The Lies That Build A Marriage

The Lies That Build A Marriage | Suchen Christine Lim
Stories Of The Unsung, Unsaid & Uncelebrated In Singapore

ISBN-13: 978 981 05 8713 0
ISBN-10: 98105 8713 9
Monsoon Books, Singapore.


Finalist for the
Singapore Literature Prize, 2008

Learn more about the new 2017 edition

Jacket Text


A mother finds out her son is gay; a daughter finds out her two mothers are lesbians; a niece stumbles upon the body of her dead uncle dressed in his wife’s sarung kebaya; and old man’s nascent feelings for a Filipino maid lead him back to his suppressed art. Singapore Literature Prize-winning author Suchen Christine Lim delves beneath the island’s prosperity and coded decorum to reveal genuine people facing difficult issues that are normally strictly taboo. One by one, the characters chisel away the prejudice that surrounds them to sculpt a social acceptance of themselves and their circumstances.

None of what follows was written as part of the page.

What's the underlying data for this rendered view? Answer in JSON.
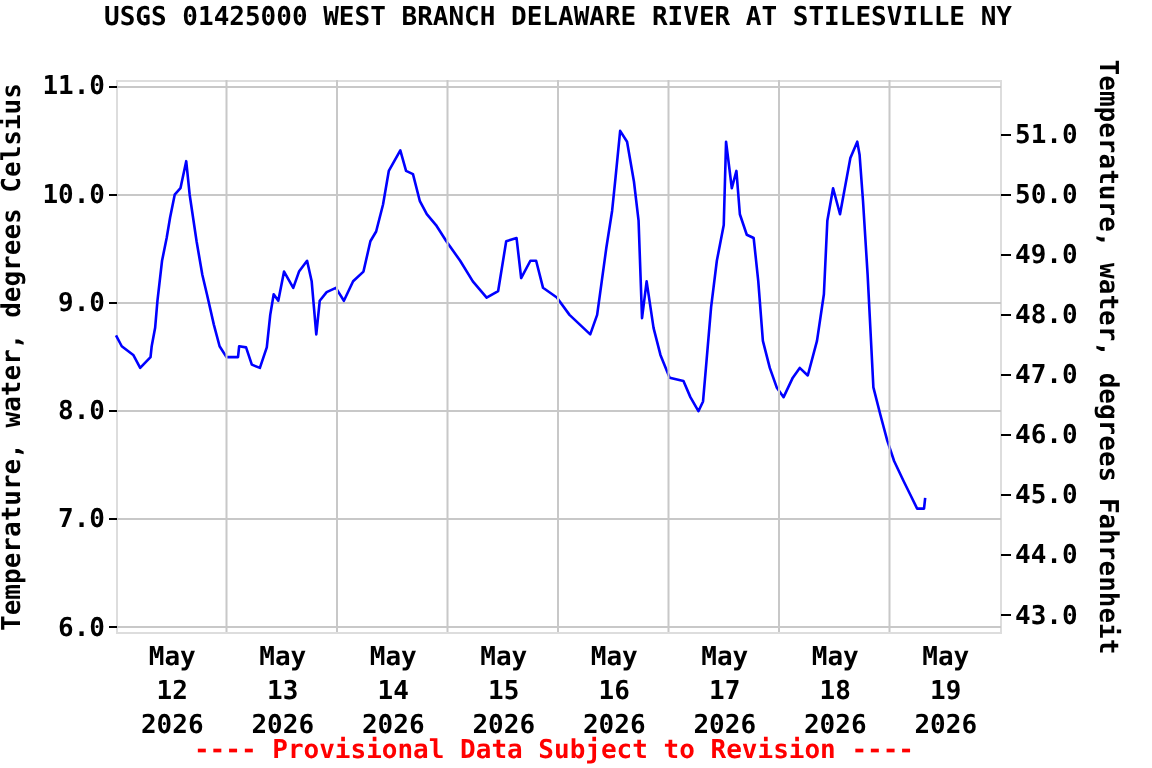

‘In The Lies That Build A Marriage, a paperback fiction and new title published by Monsoon Books Singapore, one straightaway senses that Suchen Christine Lim’s efforts at writing and compiling a series of short stories, have been subtly designed to haunt and provoke a straitlaced but thoughtful Singapore with restless, stirring themes that hover like a dark cloud, over the classic immeasurable pain cradled by marginalised communities. … Lim, one of Singapore’s foremost prized writers, draws on her vast writing experience to create bold but loving debates on the open secrets of homosexuality, measured immorality and even the dire consequences of racism….’

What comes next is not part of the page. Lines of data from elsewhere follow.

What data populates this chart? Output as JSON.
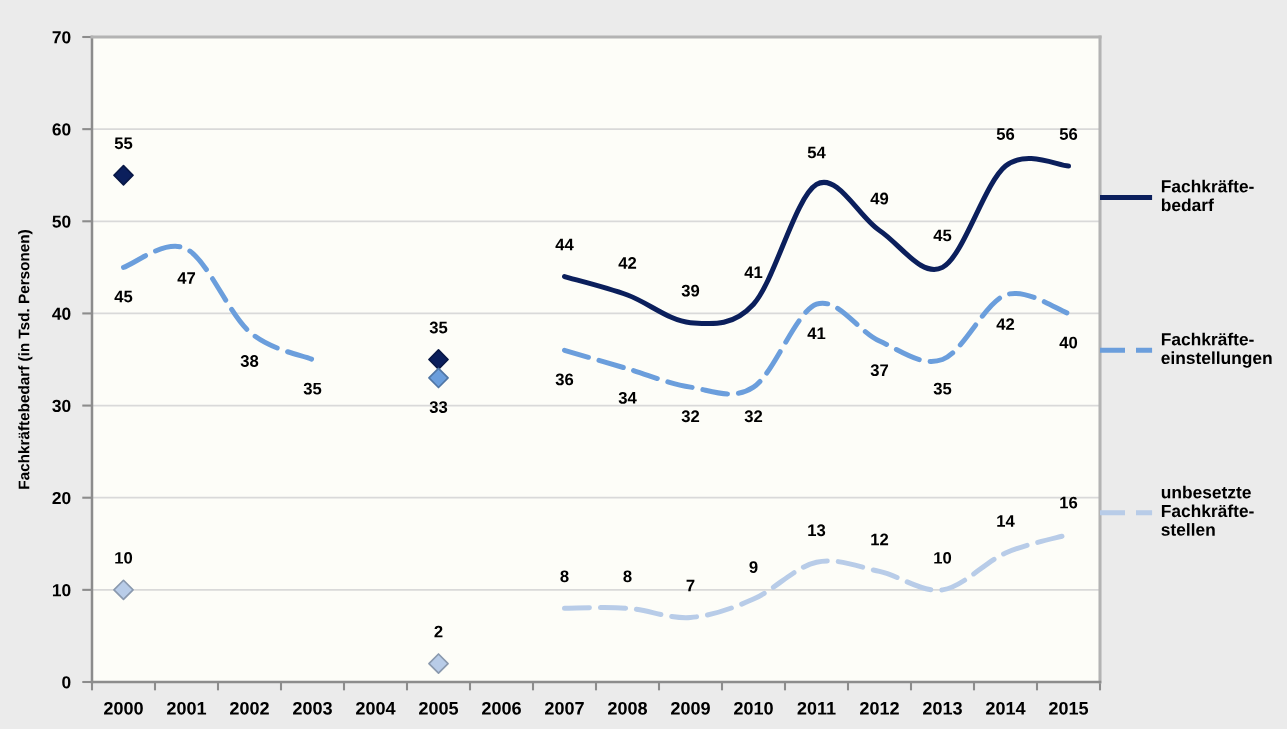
{
  "chart_data": {
    "type": "line",
    "ylabel": "Fachkräftebedarf (in Tsd. Personen)",
    "categories": [
      "2000",
      "2001",
      "2002",
      "2003",
      "2004",
      "2005",
      "2006",
      "2007",
      "2008",
      "2009",
      "2010",
      "2011",
      "2012",
      "2013",
      "2014",
      "2015"
    ],
    "series": [
      {
        "name": "Fachkräfte-\nbedarf",
        "color": "#0b1f5c",
        "line_style": "solid",
        "values": [
          null,
          null,
          null,
          null,
          null,
          null,
          null,
          44,
          42,
          39,
          41,
          54,
          49,
          45,
          56,
          56
        ]
      },
      {
        "name": "Fachkräfte-\neinstellungen",
        "color": "#6b9edc",
        "line_style": "dashed",
        "values": [
          45,
          47,
          38,
          35,
          null,
          null,
          null,
          36,
          34,
          32,
          32,
          41,
          37,
          35,
          42,
          40
        ]
      },
      {
        "name": "unbesetzte\nFachkräfte-\nstellen",
        "color": "#b8cce8",
        "line_style": "dashed",
        "values": [
          null,
          null,
          null,
          null,
          null,
          null,
          null,
          8,
          8,
          7,
          9,
          13,
          12,
          10,
          14,
          16
        ]
      },
      {
        "type": "scatter",
        "color": "#0b1f5c",
        "marker": "diamond",
        "values": [
          55,
          null,
          null,
          null,
          null,
          35,
          null,
          null,
          null,
          null,
          null,
          null,
          null,
          null,
          null,
          null
        ]
      },
      {
        "type": "scatter",
        "color": "#6b9edc",
        "marker": "diamond",
        "values": [
          null,
          null,
          null,
          null,
          null,
          33,
          null,
          null,
          null,
          null,
          null,
          null,
          null,
          null,
          null,
          null
        ]
      },
      {
        "type": "scatter",
        "color": "#b8cce8",
        "marker": "diamond",
        "values": [
          10,
          null,
          null,
          null,
          null,
          2,
          null,
          null,
          null,
          null,
          null,
          null,
          null,
          null,
          null,
          null
        ]
      }
    ],
    "ylim": [
      0,
      70
    ],
    "yticks": [
      0,
      10,
      20,
      30,
      40,
      50,
      60,
      70
    ],
    "grid": "y",
    "legend": "right",
    "data_labels": true
  }
}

~  Suzan Abrams, Malaysian-Indian critic living in Dublin
Website –  Kafez: Books & Writing, 24 Sept 2008


‘I was reading your book in bed this morning and actually (for the second time) burst into tears. It’s so wonderful. The bit that made me cry were the last few lines about the Chinese step-father ‘Gratitude is the best gift’, that bit. Oh it is a superb book. I want to buy it for everyone…. and the story of the two mothers, with the generational slant, was so touching and wonderful I cried in that one too.’

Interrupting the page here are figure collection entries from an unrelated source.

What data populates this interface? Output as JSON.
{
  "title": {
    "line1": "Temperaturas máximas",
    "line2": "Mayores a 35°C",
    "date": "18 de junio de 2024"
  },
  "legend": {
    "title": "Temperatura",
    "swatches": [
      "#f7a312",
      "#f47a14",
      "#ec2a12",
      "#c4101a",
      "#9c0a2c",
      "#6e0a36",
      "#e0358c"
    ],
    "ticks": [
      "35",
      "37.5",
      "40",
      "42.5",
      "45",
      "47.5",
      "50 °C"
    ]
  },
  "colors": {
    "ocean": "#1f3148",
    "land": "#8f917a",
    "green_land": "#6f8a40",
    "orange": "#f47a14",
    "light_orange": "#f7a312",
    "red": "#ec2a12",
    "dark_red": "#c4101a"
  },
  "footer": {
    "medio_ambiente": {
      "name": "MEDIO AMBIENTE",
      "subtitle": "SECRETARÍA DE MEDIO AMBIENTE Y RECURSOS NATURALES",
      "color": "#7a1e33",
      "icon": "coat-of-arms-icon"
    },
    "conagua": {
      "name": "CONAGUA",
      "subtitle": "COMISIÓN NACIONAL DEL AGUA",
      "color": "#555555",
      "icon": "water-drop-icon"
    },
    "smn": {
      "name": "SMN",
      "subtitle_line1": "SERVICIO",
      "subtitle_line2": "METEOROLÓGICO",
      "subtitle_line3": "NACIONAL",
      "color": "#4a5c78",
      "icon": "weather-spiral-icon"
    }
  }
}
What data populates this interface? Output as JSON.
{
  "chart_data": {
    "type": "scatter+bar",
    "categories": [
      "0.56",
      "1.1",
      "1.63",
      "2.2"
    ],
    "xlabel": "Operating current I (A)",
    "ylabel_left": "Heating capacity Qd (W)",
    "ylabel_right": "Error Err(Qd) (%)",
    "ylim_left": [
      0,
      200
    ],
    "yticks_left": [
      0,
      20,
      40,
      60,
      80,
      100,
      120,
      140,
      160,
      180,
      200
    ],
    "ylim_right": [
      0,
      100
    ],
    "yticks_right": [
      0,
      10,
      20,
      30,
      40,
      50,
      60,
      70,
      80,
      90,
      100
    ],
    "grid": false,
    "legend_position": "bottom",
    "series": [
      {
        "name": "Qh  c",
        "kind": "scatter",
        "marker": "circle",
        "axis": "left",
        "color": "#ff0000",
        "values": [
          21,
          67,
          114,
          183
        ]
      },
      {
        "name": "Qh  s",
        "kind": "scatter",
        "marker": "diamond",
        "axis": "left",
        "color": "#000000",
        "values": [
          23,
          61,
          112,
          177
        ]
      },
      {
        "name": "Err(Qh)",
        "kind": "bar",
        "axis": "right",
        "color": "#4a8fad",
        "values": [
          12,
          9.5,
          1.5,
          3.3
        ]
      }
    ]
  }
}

~ Jill Dawson, Poet & Novelist, UK


‘I have read the book more than once – something I rarely do! This is the best of your books if I may say so. It is not just that your writing style is finer and more at ease and fluid with a distinct flavour, but the subject is handled with much passion.  A compelling passion that cannot be ignored and potentially life changing even for those uncomfortable with it – as you describe in your last chapter. The Amah Chiehs are not just people but persons from a neighbourhood. You are able to write about men’s feelings so tenderly – the Chinese stepfather is a deeply moving and heroic figure. The Morning After uses histrionics but touchingly tells a mother’s story without hyperbole. There were no words or no language to talk about being gay or being a stepfather or having aborted a child – at least not in Singapore – there is now.  The world understands what you are saying and it seems that Singapore is ready for it.’

~  Dr Paul L J Tan, FRACP, Chief Executive Officer, New Zealand


‘Ever since I heard her read one of the stories, I have been touched by the humanity and the tragedy that result in the breakdown of communication between people. Looking at the stories that she tells, every time a relationship broke down, it was because of the lack of communication. I also appreciate the book’s Singapore flavour having lived here for more than seven years now.’